Tale affermazione valorizza profili estranei al concetto di solidarietà ex art.29 d.lgs. n.276/03, la quale non si fonda su un addebito che possa essere mosso al committente circa il controllo sull’attività posta in essere dall’appaltatore; trattasi piuttosto di responsabilità di tipo legale che sorge indipendentemente dal dolo o dalla colpa ma dall’oggettivo verificarsi delle condizioni poste dalla norma, ovvero l’esistenza di un rapporto contrattuale riconducibile all’ambito di operatività della norma stessa e l’inadempimento da parte del datore di lavoro dei suoi obblighi verso i dipendenti (Cass.24609/23; v. anche Cass.2169/22).
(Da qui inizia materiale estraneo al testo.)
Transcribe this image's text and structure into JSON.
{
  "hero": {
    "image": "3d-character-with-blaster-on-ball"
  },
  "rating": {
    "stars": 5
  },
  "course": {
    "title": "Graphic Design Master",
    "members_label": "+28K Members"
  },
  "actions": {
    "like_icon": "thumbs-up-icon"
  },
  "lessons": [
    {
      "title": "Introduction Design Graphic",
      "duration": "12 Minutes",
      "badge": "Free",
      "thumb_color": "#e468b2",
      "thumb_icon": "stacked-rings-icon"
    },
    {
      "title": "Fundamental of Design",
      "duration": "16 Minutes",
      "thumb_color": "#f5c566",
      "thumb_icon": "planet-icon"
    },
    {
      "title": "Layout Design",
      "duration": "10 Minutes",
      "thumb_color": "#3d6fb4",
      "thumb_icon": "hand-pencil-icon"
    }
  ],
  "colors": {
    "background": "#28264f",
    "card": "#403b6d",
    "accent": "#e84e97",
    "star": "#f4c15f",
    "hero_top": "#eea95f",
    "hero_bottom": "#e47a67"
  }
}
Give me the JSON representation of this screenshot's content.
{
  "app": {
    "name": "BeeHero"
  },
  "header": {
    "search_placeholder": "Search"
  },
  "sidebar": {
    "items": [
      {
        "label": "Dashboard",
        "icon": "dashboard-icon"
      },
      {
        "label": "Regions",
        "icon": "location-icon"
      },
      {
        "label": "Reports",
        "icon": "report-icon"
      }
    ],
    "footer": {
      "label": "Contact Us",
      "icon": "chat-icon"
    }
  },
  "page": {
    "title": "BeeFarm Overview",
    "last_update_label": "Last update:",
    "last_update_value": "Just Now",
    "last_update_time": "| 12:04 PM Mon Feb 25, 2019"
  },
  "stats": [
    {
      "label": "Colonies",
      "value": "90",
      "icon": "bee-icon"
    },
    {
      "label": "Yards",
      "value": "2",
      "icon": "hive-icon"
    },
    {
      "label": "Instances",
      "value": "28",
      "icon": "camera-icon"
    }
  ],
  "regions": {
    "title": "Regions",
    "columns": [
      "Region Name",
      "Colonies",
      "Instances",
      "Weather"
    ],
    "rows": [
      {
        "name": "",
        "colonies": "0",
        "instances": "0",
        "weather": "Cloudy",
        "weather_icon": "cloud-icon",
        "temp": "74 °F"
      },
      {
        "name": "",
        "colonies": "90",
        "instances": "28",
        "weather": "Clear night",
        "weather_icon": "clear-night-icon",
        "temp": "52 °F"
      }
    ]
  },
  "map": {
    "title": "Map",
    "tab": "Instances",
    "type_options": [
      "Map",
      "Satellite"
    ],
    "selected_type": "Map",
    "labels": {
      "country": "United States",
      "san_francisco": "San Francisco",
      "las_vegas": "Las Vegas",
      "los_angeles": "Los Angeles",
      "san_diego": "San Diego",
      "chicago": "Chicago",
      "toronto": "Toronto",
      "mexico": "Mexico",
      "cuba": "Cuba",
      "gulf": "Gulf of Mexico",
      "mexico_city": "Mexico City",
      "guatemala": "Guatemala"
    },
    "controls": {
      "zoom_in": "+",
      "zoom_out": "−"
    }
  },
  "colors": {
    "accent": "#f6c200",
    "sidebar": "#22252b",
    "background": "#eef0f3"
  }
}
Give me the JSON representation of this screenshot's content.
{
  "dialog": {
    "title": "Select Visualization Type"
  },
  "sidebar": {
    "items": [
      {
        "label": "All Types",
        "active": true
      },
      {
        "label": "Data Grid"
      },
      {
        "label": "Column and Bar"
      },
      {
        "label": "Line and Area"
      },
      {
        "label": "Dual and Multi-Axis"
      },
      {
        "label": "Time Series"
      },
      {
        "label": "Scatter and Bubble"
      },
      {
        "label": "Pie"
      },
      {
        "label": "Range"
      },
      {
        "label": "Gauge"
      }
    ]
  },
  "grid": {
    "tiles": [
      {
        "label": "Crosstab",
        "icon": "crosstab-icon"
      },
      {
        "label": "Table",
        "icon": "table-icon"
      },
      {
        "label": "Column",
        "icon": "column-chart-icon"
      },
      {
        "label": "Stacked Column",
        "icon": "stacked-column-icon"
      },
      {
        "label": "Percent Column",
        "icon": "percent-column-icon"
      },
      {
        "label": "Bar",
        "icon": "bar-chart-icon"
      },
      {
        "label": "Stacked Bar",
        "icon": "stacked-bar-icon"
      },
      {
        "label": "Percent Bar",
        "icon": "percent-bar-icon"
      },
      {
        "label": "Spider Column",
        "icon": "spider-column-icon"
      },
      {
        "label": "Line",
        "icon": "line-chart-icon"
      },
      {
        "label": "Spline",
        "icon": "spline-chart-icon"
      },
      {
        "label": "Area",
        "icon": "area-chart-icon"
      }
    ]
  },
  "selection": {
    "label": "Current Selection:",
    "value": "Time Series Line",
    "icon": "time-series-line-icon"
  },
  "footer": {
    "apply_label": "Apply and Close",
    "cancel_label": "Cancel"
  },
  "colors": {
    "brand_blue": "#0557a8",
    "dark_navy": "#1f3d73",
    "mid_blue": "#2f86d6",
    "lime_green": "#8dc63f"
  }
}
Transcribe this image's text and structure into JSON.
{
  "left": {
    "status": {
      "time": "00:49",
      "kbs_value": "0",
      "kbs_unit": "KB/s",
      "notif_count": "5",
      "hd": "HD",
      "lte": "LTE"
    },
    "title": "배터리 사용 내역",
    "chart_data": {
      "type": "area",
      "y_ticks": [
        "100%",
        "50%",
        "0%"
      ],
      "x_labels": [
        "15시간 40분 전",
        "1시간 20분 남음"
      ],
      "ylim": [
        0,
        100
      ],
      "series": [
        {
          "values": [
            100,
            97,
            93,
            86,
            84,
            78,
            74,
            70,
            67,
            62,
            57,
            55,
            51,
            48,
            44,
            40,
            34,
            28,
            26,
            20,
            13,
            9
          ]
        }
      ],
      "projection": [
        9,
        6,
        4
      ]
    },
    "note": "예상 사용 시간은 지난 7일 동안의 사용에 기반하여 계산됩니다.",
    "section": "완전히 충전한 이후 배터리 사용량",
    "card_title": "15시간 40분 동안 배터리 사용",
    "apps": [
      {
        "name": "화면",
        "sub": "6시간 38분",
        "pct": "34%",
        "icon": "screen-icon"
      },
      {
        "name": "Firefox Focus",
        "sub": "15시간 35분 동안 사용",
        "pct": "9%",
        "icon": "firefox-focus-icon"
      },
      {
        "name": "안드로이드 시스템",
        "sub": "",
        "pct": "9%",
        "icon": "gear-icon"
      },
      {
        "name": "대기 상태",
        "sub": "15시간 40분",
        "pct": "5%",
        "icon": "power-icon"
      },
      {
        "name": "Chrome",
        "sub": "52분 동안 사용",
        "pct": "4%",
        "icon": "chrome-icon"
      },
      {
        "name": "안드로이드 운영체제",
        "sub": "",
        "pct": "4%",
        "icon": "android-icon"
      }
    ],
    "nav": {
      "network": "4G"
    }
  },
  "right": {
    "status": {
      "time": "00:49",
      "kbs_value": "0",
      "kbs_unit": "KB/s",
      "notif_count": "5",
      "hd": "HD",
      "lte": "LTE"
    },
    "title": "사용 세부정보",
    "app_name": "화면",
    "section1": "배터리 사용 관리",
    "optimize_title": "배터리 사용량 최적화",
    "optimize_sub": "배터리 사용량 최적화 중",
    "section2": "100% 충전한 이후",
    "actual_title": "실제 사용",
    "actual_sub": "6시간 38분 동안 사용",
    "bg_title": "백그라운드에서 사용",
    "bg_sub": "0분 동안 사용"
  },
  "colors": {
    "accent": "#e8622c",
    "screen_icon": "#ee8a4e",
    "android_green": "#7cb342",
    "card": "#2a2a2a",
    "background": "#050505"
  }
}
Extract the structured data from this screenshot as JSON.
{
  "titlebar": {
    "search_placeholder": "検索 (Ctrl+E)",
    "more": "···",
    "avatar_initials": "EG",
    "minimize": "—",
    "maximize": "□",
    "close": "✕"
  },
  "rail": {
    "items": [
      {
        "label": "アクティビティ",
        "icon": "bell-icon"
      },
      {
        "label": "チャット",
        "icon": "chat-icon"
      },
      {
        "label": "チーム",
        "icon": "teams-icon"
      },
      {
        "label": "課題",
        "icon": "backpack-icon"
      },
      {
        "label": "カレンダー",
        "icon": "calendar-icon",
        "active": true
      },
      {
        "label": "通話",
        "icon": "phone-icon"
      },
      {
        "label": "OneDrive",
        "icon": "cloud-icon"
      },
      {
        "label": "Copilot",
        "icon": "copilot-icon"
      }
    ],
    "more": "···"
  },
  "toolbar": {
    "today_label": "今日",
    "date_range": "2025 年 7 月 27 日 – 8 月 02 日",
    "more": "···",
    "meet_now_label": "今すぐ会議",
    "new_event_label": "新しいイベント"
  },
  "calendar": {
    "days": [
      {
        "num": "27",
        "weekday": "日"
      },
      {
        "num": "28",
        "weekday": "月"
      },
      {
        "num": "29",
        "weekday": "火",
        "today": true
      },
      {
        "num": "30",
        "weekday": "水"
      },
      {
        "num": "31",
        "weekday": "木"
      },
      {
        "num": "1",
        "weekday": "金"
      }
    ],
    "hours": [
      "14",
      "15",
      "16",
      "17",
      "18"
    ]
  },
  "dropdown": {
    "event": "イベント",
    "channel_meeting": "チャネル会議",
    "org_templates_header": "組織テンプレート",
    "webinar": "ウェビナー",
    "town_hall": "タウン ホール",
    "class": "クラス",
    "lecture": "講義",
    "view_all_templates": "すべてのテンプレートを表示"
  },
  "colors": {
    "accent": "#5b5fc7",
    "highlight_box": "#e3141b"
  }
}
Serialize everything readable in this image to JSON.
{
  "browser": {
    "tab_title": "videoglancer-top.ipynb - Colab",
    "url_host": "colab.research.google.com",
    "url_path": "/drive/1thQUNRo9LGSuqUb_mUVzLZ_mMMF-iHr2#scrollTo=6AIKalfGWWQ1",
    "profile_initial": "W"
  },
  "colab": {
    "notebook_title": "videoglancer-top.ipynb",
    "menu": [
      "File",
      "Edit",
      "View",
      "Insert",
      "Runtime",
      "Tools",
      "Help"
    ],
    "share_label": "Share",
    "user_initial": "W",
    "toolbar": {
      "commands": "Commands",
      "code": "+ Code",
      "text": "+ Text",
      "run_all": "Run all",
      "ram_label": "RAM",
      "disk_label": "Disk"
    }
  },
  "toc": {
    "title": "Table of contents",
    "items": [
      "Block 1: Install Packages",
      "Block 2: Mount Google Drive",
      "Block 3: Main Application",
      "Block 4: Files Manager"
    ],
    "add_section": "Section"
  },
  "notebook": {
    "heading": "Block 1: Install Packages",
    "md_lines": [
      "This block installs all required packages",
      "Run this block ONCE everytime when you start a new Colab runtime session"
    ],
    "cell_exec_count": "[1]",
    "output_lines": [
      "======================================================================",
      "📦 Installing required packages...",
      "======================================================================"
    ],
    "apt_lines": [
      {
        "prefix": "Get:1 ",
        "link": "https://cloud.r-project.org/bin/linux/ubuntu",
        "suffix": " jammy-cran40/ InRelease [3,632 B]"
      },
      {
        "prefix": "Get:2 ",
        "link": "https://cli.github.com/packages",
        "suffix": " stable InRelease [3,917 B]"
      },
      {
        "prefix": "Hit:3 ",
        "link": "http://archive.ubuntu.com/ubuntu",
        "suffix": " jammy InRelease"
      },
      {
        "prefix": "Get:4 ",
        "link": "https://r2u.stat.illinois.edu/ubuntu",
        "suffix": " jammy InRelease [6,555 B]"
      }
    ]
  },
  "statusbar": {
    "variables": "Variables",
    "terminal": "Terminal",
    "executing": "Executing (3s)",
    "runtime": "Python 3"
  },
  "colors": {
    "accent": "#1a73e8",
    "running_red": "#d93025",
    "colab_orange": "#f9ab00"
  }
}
Il quarto motivo è infondato.
Va richiamato l’orientamento consolidato di questa Corte secondo cui la regola del minimale contributivo si applica anche alle cooperative (Cass.15172/19, Cass.8446/20).
Più volte, poi, è stato escluso che la sospensione della prestazione lavorativa, e quindi della retribuzione, decisa nell’ambito del rapporto di lavoro possa riverberarsi sul rapporto previdenziale e, in particolare, sull’obbligo contributivo; questo continua a parametrarsi sulla retribuzione dovuta in applicazione del contratto collettivo stipulato dalle associazioni sindacali di categoria maggiormente rappresentative (Cass.4676/21, Cass.8446/20, Cass.15120/19).
In conclusione, il ricorso va respinto con condanna alle spese secondo soccombenza.
P.Q.M.
Rigetta il ricorso;
condanna parte ricorrente al pagamento delle spese di lite del presente giudizio di cassazione, liquidate in €4000 per compensi, €200 per esborsi, oltre 15% per spese generali e accessori di legge;
ai sensi del D.P.R. n. 115 del 2002, art. 13, comma 1 quater, atteso il rigetto del ricorso, si dà atto della sussistenza dei presupposti processuali per il versamento, da parte del ricorrente, dell’ulteriore importo a titolo di contributo unificato pari a quello previsto, ove dovuto, per il ricorso a norma dello stesso art. 13, comma 1 bis.